Poem With No Typos
Last night while sex with my boyfriend,
we found ourselves in a strange position—still
missionary—but think two tiny potato bugs crumpled
into a little ball, just a sphere, but a sexual sphere,
when I ended up with my ear next to his ear,
and we each, for a while, listened to the other’s listening,
while our bodies forged on to collect their rations of good
fucking. And what is that like?
I cannot know unless I’m told.
Marked
The girl I’m letting stay with us
put sticky hooks up on the wall by the front door,
meant for backpacks, jackets, purses.
Within days, all three of them fell,
taking paint and a bit of the drywall each.

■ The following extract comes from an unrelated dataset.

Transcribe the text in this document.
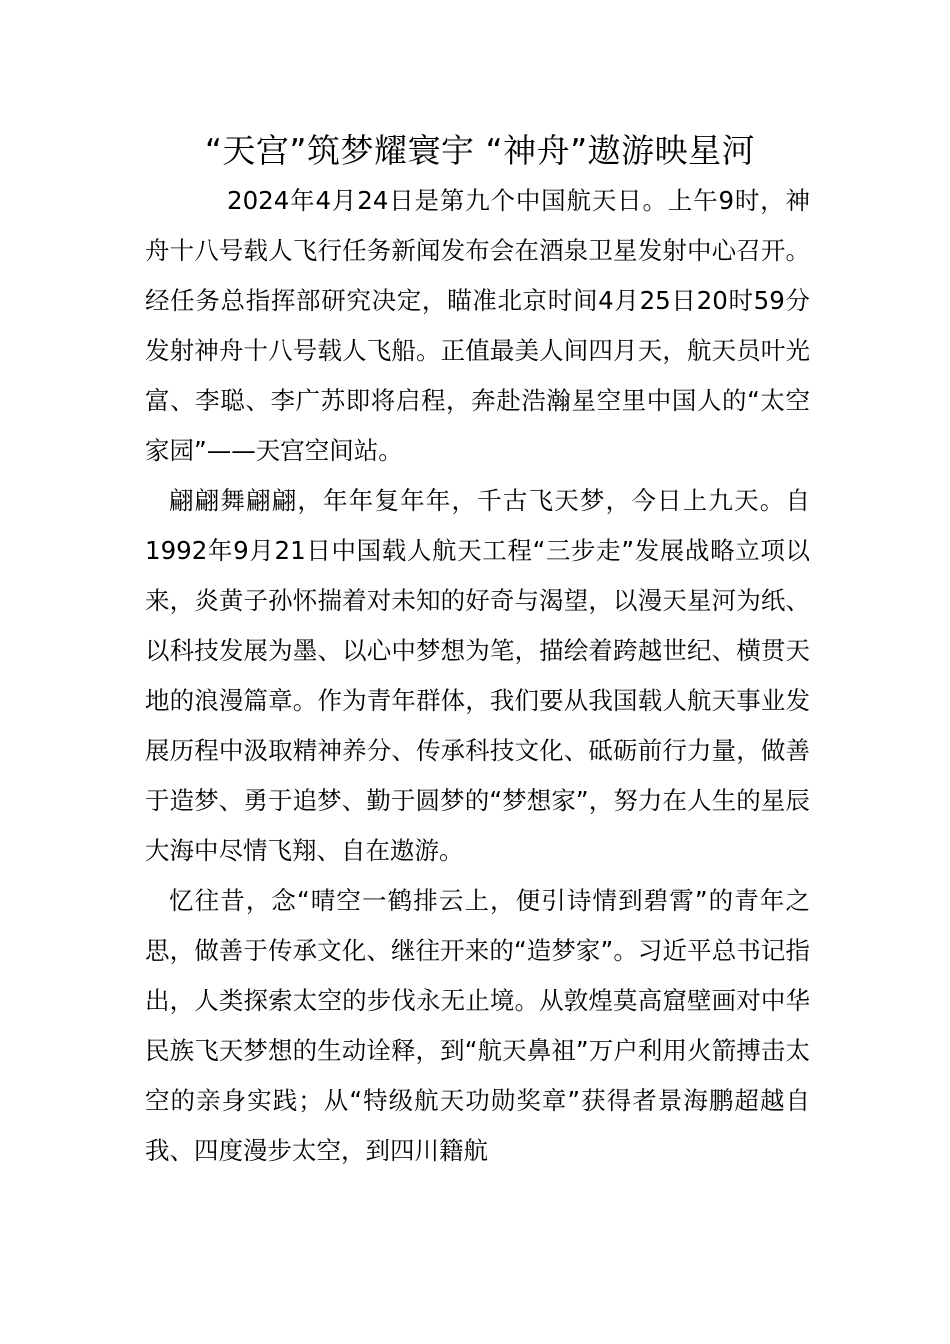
“天宫”筑梦耀寰宇 “神舟”遨游映星河

2024年4月24日是第九个中国航天日。上午9时，神舟十八号载人飞行任务新闻发布会在酒泉卫星发射中心召开。经任务总指挥部研究决定，瞄准北京时间4月25日20时59分发射神舟十八号载人飞船。正值最美人间四月天，航天员叶光富、李聪、李广苏即将启程，奔赴浩瀚星空里中国人的“太空家园”——天宫空间站。

翩翩舞翩翩，年年复年年，千古飞天梦，今日上九天。自1992年9月21日中国载人航天工程“三步走”发展战略立项以来，炎黄子孙怀揣着对未知的好奇与渴望，以漫天星河为纸、以科技发展为墨、以心中梦想为笔，描绘着跨越世纪、横贯天地的浪漫篇章。作为青年群体，我们要从我国载人航天事业发展历程中汲取精神养分、传承科技文化、砥砺前行力量，做善于造梦、勇于追梦、勤于圆梦的“梦想家”，努力在人生的星辰大海中尽情飞翔、自在遨游。

忆往昔，念“晴空一鹤排云上，便引诗情到碧霄”的青年之思，做善于传承文化、继往开来的“造梦家”。习近平总书记指出，人类探索太空的步伐永无止境。从敦煌莫高窟壁画对中华民族飞天梦想的生动诠释，到“航天鼻祖”万户利用火箭搏击太空的亲身实践；从“特级航天功勋奖章”获得者景海鹏超越自我、四度漫步太空，到四川籍航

When the first one came down,
I thought nothing could go right for me.
I’d banished myself from my life
in the name of saving it—
my backpack was fine on the floor.
That night I cooked red meat
I didn’t touch, fought flowers
with the head of a pin. Nothing worked.
When the next one fell,
ablution turned my favorite song.
I stood in the shower long enough for the thought
to go away, but drying my hair, I confused it
for my mother’s being rung out under a towel
held by a man who mistook his family
for an alibi and left that spring for the west.
The story of the third hook is different.
I don’t pretend to know it, even having watched
the wall shutter, a crack appearing beneath
the little backpack. Even having peeled it off myself,
weary of how much wall it might take with it otherwise.
I just know that in the days that followed,
whenever we walked through the door
and kicked the hooks that lay beneath the busted wall—
I envied myself. I felt envious I was home.